Sunday, May 11, 2008

I'm 2 Old 4 this Shiz

Londonstani
Gautam Malkani
Harper Collins

When I was growing up, I lived in a small town that wasn't exactly what you'd consider ethnically diverse. While we were less than an hour from the city, you could count the number of non-white families on one hand. One of those families, the Fleckers, lived across the street and I spent a tonne of time hanging out in their home. Mr. Flecker was brilliant, a bit eccentric, and always laughing. Mrs. Flecker, by far the best hugger and most gentle spirit on the block, was a schoolteacher and activist. I loved discovering her latest cause via the articles that she'd cut from the paper and post on her fridge. I guess on some level I knew that they weren't "like me", but they were part of the fabric of my youth and and I loved them.

One day, on a visit home from grad school, I pulled into the driveway and waved at Mr. Flecker who was out watering his plants. It was like I was suddenly struck by lightening. I rushed into the house and in an astonished voice cried "OH MY GOD. Mr. Flecker is Indian!" My mother just looked at me and calmly said "Yes, honey, he is. What did you think?" I have to say, that until that precise moment, I had never given it a thought. Up until that morning, he was just Mr. Flecker -- the nice man who used to rummage in his desk to give me a present whenever I wandered over. What had changed in me that I suddenly noticed that he was brown? I'm still searching for the answer to that question and quite honestly, it was a defining moment in my life.

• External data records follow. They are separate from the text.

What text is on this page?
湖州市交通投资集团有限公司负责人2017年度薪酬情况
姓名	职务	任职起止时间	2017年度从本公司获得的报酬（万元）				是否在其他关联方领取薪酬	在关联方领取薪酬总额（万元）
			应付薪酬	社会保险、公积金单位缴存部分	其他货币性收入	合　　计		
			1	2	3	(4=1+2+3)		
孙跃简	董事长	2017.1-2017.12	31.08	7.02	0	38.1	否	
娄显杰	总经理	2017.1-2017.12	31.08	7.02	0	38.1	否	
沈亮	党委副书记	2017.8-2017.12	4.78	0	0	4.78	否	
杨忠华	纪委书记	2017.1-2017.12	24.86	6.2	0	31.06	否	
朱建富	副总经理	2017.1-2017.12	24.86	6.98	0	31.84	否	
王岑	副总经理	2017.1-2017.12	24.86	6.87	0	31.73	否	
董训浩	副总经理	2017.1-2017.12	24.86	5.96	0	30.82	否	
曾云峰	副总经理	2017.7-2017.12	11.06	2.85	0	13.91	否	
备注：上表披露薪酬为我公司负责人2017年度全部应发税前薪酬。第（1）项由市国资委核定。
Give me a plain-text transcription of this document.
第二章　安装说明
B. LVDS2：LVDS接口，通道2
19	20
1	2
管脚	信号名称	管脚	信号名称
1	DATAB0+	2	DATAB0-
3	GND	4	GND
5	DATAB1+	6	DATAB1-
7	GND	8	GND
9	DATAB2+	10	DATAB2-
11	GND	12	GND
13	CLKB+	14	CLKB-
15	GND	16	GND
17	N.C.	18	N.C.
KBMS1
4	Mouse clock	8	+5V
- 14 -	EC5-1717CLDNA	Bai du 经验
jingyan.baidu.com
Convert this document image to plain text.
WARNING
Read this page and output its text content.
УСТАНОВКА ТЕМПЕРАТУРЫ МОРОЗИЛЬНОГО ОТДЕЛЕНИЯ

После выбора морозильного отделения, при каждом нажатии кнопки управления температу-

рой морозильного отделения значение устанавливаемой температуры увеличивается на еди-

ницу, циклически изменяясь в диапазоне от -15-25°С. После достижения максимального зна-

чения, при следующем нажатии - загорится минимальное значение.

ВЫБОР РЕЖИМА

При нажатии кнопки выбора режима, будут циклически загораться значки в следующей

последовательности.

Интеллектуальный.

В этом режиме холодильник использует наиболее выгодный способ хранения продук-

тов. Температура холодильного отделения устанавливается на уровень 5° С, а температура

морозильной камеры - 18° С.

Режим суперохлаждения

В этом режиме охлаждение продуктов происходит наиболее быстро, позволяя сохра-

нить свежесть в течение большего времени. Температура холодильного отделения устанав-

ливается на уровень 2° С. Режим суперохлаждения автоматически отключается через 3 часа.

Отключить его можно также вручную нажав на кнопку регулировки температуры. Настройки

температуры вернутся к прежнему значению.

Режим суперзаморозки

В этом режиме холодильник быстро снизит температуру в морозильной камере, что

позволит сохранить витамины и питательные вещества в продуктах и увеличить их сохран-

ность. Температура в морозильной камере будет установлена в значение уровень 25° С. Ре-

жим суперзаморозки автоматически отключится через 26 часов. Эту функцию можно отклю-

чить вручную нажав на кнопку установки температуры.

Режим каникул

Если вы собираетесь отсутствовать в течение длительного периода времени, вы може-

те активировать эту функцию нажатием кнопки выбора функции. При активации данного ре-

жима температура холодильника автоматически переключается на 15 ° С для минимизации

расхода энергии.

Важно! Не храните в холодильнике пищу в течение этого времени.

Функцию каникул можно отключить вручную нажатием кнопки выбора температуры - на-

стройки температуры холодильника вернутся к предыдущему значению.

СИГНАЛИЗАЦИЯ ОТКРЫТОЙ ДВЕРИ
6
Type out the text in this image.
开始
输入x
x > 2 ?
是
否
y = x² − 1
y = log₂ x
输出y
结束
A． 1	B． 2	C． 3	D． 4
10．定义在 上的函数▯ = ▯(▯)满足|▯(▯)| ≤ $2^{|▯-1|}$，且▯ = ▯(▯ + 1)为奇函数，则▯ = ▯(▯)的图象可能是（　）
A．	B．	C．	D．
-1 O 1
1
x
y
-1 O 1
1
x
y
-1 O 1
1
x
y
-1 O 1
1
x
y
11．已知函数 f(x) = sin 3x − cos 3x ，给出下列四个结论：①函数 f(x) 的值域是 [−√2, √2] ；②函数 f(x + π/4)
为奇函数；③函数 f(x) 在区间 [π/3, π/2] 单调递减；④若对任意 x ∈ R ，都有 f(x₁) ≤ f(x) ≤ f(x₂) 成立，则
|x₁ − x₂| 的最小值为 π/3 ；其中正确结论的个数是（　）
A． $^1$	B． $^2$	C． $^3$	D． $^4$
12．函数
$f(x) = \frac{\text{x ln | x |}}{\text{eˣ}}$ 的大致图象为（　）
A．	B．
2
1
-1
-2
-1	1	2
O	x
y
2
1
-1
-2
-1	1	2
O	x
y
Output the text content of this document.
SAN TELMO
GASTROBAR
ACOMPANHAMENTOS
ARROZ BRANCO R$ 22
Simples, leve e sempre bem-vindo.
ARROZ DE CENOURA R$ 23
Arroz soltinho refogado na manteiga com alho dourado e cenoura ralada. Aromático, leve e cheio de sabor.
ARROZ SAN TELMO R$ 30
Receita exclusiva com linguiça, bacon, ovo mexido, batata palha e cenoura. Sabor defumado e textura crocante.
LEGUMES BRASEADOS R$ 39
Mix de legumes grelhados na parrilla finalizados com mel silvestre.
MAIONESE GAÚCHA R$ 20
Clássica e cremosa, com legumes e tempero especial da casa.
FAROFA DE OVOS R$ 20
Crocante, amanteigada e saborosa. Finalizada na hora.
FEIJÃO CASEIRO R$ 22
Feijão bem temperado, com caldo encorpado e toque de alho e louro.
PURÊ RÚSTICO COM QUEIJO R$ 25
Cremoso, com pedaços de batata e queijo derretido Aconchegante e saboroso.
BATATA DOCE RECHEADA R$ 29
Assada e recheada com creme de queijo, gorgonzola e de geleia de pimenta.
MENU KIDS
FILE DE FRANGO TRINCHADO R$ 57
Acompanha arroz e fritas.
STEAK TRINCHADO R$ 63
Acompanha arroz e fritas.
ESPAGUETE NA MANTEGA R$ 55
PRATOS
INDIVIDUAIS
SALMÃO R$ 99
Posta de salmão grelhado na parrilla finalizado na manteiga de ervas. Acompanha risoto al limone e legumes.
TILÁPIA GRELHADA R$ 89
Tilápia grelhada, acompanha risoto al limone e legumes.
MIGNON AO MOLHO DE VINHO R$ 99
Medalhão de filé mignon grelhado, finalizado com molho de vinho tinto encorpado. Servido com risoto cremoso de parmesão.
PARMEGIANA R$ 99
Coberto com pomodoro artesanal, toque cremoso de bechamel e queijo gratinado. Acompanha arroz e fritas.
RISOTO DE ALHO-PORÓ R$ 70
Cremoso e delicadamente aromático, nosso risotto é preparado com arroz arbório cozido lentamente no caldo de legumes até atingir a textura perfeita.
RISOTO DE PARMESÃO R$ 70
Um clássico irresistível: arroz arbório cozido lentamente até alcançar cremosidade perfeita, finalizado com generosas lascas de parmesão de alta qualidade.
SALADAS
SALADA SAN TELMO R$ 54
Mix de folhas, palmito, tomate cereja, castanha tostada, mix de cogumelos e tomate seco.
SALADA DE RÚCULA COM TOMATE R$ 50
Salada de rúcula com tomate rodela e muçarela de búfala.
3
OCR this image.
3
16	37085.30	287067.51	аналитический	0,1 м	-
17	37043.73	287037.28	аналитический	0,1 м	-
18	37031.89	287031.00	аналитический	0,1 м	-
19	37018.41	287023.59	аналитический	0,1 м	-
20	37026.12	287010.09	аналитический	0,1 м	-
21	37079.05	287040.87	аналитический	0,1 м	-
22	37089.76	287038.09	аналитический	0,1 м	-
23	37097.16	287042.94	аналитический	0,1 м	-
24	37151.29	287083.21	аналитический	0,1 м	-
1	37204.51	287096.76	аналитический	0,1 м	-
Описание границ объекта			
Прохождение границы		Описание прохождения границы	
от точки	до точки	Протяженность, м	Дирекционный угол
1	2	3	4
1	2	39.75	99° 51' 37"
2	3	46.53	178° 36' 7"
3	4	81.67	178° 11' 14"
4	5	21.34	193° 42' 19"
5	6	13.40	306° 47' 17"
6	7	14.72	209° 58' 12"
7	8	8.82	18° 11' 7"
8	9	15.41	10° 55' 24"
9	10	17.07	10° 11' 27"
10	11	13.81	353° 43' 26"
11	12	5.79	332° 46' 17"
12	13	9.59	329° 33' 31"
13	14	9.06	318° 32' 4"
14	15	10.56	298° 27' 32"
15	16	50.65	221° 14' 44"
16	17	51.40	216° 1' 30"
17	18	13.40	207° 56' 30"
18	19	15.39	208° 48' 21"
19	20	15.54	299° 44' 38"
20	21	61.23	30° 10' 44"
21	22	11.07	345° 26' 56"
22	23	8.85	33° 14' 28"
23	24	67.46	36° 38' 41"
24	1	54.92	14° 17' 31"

Gautam Malkani's novel, Londonstani, also poses some questions about culture, class, community, family and relationships. Written in an idiom/language that is as complex as the characters are stereotypes, the book explores the Indian "sub culture" in contemporary London and in particular, in the mostly Indian borough of Hounslow. If you can handle the combination of txt msg, Panjabi, and gangsta-speak, this book is well worth reading. The ideas that it posits about cultural (mis)appropriation and Bling Bling economics are particularly interesting. And, bruv, b on da look out for da killa twist at de end, in't. Three point five bhangra beats out of five.